Gießen "Linda di Chamonix" Heimat ist ein Schrank - Frankfurter Rundschau

05.02.2015

Heimat ist eine Schnittmenge aus Kirche, Wohnzimmer, Jagdtrophäen und einem Schrank für die kleinen und großen persönlichen Geheimnisse. Bernhard Niechotz hat für Gaetano Donizettis Belcanto-Oper „Linda di Chamounix“ ein dialektisches Bühnenbild entworfen: der erste Akt spielt in einer – keineswegs heilen und rechtwinkligen – leicht ganghofernden Arme-Leute-Provinz, der zweite in einer großstädtischen Reiche-Leute-Welt, der dritte dann in einer zerstörten, kaum mehr bewohnbaren Arme-Leute-Provinz.

Halbwegs unbeschädigt in allen drei Akten bleibt der alte Schrank, in dem irgendetwas aufbewahrt zu sein scheint, was der geschundenen Titelfigur Linda Halt gibt, in dem sie ein Versteck und durch den sie auch immer wieder ein neuer Weg nach drinnen, zum Schauplatz der Handlung, finden lässt.

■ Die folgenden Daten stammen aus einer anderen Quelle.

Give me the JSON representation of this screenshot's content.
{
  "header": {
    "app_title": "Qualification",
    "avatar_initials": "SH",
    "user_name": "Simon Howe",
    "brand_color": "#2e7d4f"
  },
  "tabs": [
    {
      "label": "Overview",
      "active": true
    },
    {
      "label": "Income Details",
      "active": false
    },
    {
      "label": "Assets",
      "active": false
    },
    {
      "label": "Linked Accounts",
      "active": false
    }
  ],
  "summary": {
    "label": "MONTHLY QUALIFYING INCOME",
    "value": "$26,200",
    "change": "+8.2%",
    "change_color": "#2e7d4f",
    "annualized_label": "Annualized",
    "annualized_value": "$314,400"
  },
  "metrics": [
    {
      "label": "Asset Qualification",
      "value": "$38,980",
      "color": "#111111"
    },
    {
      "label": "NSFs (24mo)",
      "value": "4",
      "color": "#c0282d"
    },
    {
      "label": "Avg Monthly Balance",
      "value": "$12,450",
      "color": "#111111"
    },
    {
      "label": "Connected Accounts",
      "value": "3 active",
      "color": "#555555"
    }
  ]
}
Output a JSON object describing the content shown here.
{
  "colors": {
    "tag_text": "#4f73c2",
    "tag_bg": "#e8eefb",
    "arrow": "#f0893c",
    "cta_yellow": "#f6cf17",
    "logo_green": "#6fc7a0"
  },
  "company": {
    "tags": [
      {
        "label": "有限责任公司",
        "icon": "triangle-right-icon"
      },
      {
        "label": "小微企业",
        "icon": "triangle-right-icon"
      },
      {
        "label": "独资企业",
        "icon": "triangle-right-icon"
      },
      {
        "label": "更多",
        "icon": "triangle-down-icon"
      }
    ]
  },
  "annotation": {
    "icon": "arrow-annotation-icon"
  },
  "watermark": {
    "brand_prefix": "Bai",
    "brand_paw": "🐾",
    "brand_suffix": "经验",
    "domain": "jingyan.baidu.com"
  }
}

Trotz ihres zivilisationskritischen Impetus ist Donizettis Oper allerschönster Belcanto, die Musik pure Sentimentalität, und das Libretto ist grotesker Unsinn. Aber so ist das manchmal bei Werken, die sich zwischen zwei Epochen setzen. Donizettis Oper war in den ersten sechs Jahrzehnten nach ihrer Uraufführung (Wien 1842) ein europaweiter Erfolg, aber im 20. Jahrhundert geriet das Werk in gründliche Vergessenheit.

Das in dieser Hinsicht seit geraumer Zeit überaus aktive Gießener Stadttheater hat das Stück ausgegraben, und Hans Walter Richter hat ihm eine angemessene und sehenswerte Inszenierung angedeihen lassen, die aus Widersprüchen des Werkes einen großen Teil ihrer Attraktivität zu gewinnen vermag.
Grandioser Sängersieg

Den größten Teil der Attraktivität macht die sängerische Besetzung aus. Die Titelrolle der Linda wird von Naroa Intxausti ausdrucksvoll und intensiv dargestellt und gesungen, als hätte Donizetti die effektvollen Partien direkt in ihre Tessitura komponiert. Der Partner ihrer verbotenen Liebe, der anfangs als Maler maskierte Viscomte di Sirval, ist der Tenor Leonardo Ferrando, der in der Premiere in einigen raren Momenten die Spitzentöne ein wenig forcieren musste, ansonsten einen ebenbürtigen Part lieferte.

Immer wieder gab es Szenenapplaus, und das Publikum verteilte ihn großzügig und zu Recht gleichmäßig auf das Ensemble, auf Chor, Extrachor sowie Jugend- und Kinderchor des Stadttheaters (Choreinstudierung: Jan Hoffmann, Martin Gärtner). Die Beifallssucht Donizettis, mit der Arien, Duette und Chor-Passagen mit sorgsam wohlklingenden Schlusseffekten den Szenenapplaus immer wieder geradezu provozieren, kann man ihm nach all den Jahren verzeihen. Ein grandioser Chor- und Sängersieg also, wie sich das für eine Belcanto-Oper gehört.

Aber eben auch eine Inszenierung voller politisch, sozial und historisch geschärfter Seitenblicke – auf soziale Folgen der Armut im 19. Jahrhundert; auf transzendente Heimatlosigkeit; auf eine christlich geprägte Moral, die kaum aufgeklärter daher kommt als das ethische Gerüst so genannter Ehrenmörder; auf die offen vorgeführte Doppelmoral der herrschenden Klasse. All das, was an der Belcanto-Außenhaut der Oper so zerrt, war in der Zeichenwelt der Inszenierung präsent und zerstörte die schöne Oberfläche gleichwohl nicht.

Dass eine ästhetisch anspruchsvolle Würdigung solcher Widersprüchlichkeiten nur mit großer sängerischer Kompetenz und nicht ohne Ironie funktionieren kann, wusste Donizetti selbst und machte darum den Marchese di Boisfleury zur komischen Figur. Tomi Wendt gibt dieser Gestalt eines moralfreien adligen Schürzenjägers eine so muntere und erfrischend sarkastische Molièrehaftigkeit, dass man sich seinem Charme nicht entziehen kann – zumal auch er in Punkto sanglicher Qualität und Nuancierung keine Wünsche offen lässt.

Das Philharmonische Orchester Gießen unter der Leitung von Florian Ziemen tat, was ein Orchester bei so einer Oper eben tun muss: präzise dosiert und ein wenig demütig begleiten und sich bei der läppischen Ouvertüre nicht in Sinngebungsversuche hineinsteigern.